Discussion in 'General Education' started by Backroads, Oct 26, 2018.
Nov 5, 2018
This was my high school history teacher!
Nov 21, 2018
Tonight I listened to Radiolab's podcast from Oct. 30, 2018, War of the Worlds. This production's documentary went into much detail on how people were misled by Orson Welles's broadcast (80 years ago) and similar media presentations afterwards. The documentary also explains how the brain makes connections among current information and previous media information, something I've never really considered; in the podcast's example, the Hindenburg disaster and Hitler kind of ripened listeners to believe that something disastrous could truly be occurring in New Jersey and elsewhere. (Some even figured that the supposed Martians were actually some type of weaponry from Germany). At the end of the documentary, a hodgepodge of examples from current news stories explains how people are intrigued by a media's presentation and then led along with the story. My thoughts were, for high school/college students, this would be an excellent teaching resource on discerning media, including, of course, political news. My only concern was the mildly strong language and that the actual broadcast of the Hindenburg disaster which might be difficult for sensitive students.
Rather than focusing on specific politics, the discussion could focus more on what can psychologically or socially effect our discernment of media. Older persons might be able to share their experience of October 1938. My mother was only 5 at the time, but she recalls sitting at a meeting in her church and someone came into the service to announce the Martian invasion. This caused an elderly lady in the church to have a heart attack. On the fun side, perhaps an episode of the original Flintstones could also be shown which parodied War of the Worlds with an "invasion" of a new singing group, the Way Outs.
Nov 23, 2018
I think it is incredibly unprofessional for any teacher to share his or her personal political views. A lot of teachers I have worked with did so and I always lost respect for them.
Nov 26, 2018
I don't know if I agree that teachers have an obligation to teach "all sides" or "all perspectives". There are some perspectives that don't really represent legitimate argument and fall instead into conspiracy theory or faith-based argument.

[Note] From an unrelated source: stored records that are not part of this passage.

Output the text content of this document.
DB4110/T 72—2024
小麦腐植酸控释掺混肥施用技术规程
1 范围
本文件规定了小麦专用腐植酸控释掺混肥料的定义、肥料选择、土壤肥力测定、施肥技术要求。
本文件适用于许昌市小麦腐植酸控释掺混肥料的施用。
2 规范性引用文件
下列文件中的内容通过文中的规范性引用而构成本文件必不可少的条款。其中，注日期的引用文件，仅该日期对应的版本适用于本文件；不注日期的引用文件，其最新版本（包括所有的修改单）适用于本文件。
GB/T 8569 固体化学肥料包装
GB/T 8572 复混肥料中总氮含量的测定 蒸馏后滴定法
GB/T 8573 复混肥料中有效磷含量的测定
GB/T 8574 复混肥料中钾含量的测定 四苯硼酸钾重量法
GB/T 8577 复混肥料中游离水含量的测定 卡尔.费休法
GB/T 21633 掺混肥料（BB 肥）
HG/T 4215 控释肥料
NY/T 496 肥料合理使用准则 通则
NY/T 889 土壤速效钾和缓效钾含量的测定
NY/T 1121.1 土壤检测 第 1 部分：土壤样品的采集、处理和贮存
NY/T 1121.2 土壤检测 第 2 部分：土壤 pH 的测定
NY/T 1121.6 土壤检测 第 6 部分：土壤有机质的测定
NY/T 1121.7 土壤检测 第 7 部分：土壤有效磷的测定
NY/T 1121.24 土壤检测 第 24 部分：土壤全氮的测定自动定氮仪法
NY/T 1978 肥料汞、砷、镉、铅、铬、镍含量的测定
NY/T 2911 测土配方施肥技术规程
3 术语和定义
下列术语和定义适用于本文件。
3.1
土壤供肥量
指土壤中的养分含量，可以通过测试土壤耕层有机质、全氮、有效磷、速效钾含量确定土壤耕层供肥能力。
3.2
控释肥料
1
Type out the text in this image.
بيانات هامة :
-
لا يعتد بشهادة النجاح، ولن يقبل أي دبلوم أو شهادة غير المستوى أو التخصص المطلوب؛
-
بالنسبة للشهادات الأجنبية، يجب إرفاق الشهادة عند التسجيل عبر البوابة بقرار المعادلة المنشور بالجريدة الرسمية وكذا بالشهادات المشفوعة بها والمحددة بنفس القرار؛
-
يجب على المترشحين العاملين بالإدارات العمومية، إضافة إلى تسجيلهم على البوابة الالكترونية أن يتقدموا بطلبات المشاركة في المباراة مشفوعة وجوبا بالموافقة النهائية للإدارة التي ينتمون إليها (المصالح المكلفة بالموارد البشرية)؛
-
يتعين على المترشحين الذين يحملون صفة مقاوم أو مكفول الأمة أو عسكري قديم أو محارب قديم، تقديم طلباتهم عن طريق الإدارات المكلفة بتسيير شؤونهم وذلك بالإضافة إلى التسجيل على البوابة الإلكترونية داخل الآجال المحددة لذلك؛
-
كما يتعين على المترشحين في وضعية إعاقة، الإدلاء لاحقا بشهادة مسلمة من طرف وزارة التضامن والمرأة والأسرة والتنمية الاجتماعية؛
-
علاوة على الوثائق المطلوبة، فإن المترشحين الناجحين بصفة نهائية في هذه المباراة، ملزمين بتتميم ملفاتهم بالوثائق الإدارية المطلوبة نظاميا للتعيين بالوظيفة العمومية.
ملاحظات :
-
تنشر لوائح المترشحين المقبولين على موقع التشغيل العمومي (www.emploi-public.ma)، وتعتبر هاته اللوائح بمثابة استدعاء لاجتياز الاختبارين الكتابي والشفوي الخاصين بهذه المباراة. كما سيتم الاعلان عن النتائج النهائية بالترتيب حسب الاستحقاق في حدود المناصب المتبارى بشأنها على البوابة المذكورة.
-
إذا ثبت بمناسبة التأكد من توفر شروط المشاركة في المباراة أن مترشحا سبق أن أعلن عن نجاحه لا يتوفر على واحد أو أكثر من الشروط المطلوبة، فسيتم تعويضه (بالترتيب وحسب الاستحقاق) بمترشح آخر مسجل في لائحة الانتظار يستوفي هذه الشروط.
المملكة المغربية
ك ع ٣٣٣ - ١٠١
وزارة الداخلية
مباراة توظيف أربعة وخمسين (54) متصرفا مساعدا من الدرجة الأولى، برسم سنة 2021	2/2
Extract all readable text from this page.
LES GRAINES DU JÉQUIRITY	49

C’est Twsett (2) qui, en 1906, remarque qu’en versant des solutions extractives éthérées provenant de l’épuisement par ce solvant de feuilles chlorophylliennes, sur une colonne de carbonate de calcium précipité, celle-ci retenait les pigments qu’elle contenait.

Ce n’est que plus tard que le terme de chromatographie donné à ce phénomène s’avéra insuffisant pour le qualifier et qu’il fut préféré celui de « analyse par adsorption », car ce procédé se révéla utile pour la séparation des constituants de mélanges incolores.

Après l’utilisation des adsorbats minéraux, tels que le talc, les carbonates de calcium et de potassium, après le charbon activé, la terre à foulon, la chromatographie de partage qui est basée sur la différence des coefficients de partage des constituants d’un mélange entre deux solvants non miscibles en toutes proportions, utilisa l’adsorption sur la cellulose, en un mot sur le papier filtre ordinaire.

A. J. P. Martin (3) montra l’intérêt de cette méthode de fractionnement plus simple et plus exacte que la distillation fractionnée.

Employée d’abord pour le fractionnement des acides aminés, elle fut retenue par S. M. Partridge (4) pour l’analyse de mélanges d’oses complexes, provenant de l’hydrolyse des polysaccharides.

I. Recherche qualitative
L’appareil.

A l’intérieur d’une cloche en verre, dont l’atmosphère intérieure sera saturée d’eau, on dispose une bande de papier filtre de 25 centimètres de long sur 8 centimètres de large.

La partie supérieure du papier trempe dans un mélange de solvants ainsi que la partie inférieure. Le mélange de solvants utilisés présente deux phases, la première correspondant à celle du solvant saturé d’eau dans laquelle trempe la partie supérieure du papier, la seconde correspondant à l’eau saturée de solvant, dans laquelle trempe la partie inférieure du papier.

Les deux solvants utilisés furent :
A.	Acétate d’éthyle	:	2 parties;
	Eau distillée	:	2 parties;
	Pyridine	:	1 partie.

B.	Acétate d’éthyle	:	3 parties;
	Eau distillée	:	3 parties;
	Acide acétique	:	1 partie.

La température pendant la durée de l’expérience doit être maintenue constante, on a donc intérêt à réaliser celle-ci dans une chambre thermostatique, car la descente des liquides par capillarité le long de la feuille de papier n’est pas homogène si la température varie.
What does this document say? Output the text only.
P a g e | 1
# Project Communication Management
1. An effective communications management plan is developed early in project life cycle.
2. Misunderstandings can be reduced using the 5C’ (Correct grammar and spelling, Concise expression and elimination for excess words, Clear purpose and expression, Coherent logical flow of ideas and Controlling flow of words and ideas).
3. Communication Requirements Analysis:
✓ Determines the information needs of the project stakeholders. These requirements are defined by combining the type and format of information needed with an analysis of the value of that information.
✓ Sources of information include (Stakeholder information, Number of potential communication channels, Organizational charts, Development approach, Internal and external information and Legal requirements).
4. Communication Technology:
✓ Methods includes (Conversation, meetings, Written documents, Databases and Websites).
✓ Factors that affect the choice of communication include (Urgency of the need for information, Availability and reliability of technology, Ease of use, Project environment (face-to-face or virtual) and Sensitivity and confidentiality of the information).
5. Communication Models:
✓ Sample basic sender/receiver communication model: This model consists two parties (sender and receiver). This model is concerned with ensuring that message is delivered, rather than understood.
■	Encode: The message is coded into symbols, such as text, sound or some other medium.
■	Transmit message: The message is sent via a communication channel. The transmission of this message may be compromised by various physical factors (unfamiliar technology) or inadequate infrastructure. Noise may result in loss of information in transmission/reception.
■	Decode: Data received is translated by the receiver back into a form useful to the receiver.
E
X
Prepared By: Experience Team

I don't even know how one would even begin to attempt to teach "all sides"... there's a reason political/religious courses can be so long and entangled... there's a lot to go over.
I suppose I say stick with the curriculum.
I'd imagine it's more "discuss the main views, then share how to critically think about all views one might encounter". We might talk about a couple viewpoints of a situation, but then acknowledge there might be more, and how we might approach thinking / processing those.